The skill ingests topology, relationship, preference, and route evidence files and performs a sanity check on ASNs and relationship symmetry. It builds a preferred-next-hop graph to detect preference cycles that cause BGP oscillation and evaluates propagation paths against Gao–Rexford valley-free export rules to detect route leaks. Based on findings it ranks mitigations: routing intent, export/route policy, and UDR, and flags any prohibited fixes such as disabling BGP or shutting down peering.

When to use it

  • Investigating repeated route flapping or unstable path selection in Virtual WAN hub-and-spoke designs
  • Detecting unexpected transit or leaked prefixes across hubs, ExpressRoute, or VPN gateways
  • Evaluating proposed fixes to ensure they comply with Azure-managed control plane constraints
  • Choosing between routing intent, export policies, UDRs, or ingress filtering to stop leaks or oscillation
  • Validating candidate solutions and rejecting topology-destructive remediation

Best practices

  • Always run topology and relationship sanity checks before analysis
  • Recommend routing intent first when available—it's the cleanest, control-plane-friendly fix
  • Use export filters, communities, and ingress validation when intent is unavailable or as a complement
  • Reserve UDRs for immediate data-plane stabilization when policy options are insufficient
  • Explicitly reject fixes that disable BGP, shut down peering, remove connectivity, or restart gateways as root-cause remedies

Example use cases

  • Detecting a 2-node preference cycle between two Virtual WAN hubs and recommending routing intent to enforce deterministic forwarding
  • Identifying a provider-learned prefix being exported to a peer and proposing export-policy changes and community tagging to stop the leak
  • Assessing candidate solutions in possible_solutions.json and marking topology-destructive proposals as invalid
  • Applying UDRs to neutralize leaked prefixes quickly while scheduling export-policy fixes for a long-term solution
  • Using ingress filtering and RPKI checks to block invalid AS_PATH originations that lead to leaks

FAQ

Can disabling a BGP session or removing a peer be recommended?

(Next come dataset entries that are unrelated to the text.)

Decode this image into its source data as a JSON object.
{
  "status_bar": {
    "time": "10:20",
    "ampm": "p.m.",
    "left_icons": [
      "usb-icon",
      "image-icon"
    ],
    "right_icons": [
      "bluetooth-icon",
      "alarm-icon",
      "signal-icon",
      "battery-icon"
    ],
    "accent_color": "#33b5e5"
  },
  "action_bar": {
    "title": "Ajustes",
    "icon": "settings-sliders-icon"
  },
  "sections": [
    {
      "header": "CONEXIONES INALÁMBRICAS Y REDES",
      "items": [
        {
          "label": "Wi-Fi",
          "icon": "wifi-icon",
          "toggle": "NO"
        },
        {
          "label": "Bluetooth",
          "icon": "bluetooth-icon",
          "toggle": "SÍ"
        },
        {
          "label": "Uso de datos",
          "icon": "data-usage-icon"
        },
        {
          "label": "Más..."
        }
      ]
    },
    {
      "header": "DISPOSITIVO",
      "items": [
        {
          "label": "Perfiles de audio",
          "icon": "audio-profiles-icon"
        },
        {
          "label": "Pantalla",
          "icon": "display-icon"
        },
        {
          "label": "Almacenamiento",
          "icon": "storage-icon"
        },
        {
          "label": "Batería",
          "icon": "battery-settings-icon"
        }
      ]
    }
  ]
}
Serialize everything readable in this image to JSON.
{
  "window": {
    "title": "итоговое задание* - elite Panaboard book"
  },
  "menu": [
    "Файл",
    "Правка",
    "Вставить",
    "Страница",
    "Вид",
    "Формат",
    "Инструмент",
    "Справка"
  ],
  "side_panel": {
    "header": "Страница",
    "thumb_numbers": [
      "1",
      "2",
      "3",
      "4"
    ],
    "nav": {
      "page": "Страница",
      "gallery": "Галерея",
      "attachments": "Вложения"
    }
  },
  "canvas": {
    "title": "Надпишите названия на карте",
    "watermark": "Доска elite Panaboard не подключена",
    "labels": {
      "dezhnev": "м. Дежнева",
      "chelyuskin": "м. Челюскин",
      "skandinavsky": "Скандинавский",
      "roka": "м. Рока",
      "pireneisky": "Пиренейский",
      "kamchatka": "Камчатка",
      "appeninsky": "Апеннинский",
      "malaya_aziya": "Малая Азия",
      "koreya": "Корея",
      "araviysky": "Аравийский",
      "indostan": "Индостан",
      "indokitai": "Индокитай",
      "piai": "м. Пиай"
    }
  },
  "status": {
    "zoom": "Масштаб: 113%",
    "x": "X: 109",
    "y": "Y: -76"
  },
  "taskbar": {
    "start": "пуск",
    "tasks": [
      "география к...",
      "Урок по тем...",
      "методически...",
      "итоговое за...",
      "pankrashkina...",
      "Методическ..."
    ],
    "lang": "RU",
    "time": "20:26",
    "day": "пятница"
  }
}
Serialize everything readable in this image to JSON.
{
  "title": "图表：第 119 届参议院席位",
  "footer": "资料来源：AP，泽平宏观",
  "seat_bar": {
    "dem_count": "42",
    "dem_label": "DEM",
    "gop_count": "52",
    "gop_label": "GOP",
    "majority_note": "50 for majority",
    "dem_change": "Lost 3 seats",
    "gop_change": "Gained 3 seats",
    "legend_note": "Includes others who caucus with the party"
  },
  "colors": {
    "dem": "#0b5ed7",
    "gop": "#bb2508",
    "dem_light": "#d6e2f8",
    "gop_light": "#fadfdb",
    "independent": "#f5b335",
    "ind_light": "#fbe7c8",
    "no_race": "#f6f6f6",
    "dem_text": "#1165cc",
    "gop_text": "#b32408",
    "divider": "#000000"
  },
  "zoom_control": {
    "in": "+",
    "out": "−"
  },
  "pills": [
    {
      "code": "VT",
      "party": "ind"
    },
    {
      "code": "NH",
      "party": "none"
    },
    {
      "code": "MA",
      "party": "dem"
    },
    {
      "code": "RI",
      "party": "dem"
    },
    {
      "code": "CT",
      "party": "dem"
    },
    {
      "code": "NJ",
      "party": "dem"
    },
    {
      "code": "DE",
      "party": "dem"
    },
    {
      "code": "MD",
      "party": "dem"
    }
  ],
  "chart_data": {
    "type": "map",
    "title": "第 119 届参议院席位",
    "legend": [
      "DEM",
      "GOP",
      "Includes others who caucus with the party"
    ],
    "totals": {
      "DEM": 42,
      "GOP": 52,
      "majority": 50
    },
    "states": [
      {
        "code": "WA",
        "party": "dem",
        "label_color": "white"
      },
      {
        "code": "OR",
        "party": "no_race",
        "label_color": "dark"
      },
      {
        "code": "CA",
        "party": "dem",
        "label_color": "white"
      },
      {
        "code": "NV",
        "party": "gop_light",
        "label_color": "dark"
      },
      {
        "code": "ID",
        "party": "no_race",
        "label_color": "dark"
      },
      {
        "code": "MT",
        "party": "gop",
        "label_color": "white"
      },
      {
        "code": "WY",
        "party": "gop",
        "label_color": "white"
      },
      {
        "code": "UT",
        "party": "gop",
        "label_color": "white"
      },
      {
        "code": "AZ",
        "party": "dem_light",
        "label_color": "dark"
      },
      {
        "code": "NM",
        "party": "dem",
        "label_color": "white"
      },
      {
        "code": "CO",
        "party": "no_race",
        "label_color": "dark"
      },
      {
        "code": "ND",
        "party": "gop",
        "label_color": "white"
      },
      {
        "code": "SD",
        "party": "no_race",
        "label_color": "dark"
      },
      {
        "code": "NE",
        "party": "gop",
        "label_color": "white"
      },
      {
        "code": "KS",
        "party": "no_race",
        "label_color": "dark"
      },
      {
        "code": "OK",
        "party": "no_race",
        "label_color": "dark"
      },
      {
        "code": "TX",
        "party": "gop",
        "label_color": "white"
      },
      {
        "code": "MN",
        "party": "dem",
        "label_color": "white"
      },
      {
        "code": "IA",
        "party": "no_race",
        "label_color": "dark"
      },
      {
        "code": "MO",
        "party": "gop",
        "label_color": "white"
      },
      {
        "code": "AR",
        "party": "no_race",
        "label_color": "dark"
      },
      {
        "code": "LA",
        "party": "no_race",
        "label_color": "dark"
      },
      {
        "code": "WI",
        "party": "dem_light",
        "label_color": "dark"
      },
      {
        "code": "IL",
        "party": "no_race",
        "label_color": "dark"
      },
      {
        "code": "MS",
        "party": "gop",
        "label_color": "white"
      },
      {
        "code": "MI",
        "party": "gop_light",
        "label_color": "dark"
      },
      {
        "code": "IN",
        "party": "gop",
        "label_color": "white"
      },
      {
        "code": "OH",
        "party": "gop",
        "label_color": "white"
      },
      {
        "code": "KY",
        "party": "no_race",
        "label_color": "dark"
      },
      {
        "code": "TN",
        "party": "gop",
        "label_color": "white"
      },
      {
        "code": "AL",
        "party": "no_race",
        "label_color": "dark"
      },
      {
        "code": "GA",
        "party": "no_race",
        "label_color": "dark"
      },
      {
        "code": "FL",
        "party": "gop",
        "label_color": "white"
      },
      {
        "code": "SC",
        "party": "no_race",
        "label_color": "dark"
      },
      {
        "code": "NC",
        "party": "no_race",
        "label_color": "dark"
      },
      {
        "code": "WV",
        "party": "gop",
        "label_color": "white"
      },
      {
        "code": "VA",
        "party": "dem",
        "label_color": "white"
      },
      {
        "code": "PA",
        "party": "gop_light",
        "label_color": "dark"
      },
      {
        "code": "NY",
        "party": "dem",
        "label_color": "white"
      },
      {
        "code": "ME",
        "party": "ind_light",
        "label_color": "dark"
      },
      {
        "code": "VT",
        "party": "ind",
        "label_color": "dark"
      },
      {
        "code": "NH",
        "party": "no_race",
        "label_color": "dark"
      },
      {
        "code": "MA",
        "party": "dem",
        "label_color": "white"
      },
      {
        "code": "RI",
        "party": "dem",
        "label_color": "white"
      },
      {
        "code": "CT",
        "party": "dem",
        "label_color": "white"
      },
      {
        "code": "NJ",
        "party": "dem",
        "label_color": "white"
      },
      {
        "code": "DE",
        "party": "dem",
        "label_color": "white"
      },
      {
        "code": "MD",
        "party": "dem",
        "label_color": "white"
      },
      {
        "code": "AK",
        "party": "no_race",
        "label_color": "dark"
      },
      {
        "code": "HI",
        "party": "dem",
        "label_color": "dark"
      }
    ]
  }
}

No. In Azure-managed Virtual WAN and similar services BGP sessions and peering are provider-controlled; disabling them is prohibited and breaks other traffic and SLAs.

When should I use UDRs instead of export policy or routing intent?

Use UDRs for immediate, data-plane containment when routing intent or policy controls are unavailable or while policy changes are being implemented; prefer policy fixes for a cleaner architecture.